One may say that Oscar Niemeyer had a perspective on life completely different to that of many of those working elsewhere in modern architecture. He began life as a modernist, but gradually forged an architectural style that was both unique and ahead of its time, a symbol of the colour and lust for life of his native Brazil. He once told a newspaper: ‘Mine is an architecture of curves; the body of a woman, the sinuous rivers, the waves of the sea’.
Through his professional life, Niemeyer retained defining traits of the Modernists. However, the Brazilian simply didn’t have the mass production mindset natural to the European modernists, obsessed with finding ways of building cheap housing for the multitudes. Niemeyer would ask ‘How can you repeat a house that has specific level curves, a certain light or a landscape? How can you build it over again?’ He explained later: ‘It was not the imposition of the right angle which made me mad, but the obsessive concern of an architectonical purity, of structural logic, of the systematic campaign against the free and creative shape.’

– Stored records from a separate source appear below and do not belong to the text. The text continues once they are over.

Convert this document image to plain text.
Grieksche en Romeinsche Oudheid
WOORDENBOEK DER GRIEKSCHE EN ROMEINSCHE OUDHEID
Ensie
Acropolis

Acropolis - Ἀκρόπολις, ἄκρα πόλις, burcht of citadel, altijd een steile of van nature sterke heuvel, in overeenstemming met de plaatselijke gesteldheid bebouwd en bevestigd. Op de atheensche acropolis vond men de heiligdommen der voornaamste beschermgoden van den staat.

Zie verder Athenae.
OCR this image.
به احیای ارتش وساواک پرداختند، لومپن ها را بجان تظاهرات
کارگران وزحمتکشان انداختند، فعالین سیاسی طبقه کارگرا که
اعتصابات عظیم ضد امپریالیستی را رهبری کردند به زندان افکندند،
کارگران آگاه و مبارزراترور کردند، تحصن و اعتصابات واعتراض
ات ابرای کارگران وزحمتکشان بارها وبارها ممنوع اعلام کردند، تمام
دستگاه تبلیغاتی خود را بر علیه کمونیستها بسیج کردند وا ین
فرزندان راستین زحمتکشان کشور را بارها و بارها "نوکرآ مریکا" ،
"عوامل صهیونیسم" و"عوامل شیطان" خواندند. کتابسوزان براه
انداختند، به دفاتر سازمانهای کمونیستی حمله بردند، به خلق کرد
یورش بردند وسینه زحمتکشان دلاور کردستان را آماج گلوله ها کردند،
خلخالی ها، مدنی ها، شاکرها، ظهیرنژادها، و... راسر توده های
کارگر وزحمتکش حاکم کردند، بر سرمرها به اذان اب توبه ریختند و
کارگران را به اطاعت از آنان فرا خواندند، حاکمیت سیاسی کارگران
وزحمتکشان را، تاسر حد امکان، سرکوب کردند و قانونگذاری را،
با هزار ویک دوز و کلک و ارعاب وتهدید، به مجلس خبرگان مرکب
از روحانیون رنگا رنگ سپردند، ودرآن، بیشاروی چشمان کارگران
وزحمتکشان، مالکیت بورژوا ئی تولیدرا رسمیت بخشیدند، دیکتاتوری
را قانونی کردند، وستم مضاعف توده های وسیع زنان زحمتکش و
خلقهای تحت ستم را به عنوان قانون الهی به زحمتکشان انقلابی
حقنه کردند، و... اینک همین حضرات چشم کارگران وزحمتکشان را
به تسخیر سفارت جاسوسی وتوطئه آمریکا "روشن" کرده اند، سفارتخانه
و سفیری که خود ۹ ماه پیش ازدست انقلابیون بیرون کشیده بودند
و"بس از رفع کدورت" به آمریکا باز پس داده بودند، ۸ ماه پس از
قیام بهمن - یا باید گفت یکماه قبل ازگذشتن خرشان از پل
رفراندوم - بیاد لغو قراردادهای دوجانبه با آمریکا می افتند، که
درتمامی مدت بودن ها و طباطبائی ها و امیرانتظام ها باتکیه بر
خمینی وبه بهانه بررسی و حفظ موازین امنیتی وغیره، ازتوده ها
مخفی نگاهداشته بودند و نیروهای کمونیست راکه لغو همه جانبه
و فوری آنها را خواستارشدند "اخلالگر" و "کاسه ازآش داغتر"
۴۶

Gaynor Aaltonen. The history of architecture: iconic buildings throughout the ages. London: Arcturus, 2008, p. 615-621 (adapted).
Based on the text, judge the items from 22 through 28.
While the image of Brazil is created by the use of expressions such as “colour and lust for life”, “curves” and references to nature, Europe is linked to “mass-production”, “right angle”, “architectonical purity” and “structural logic”.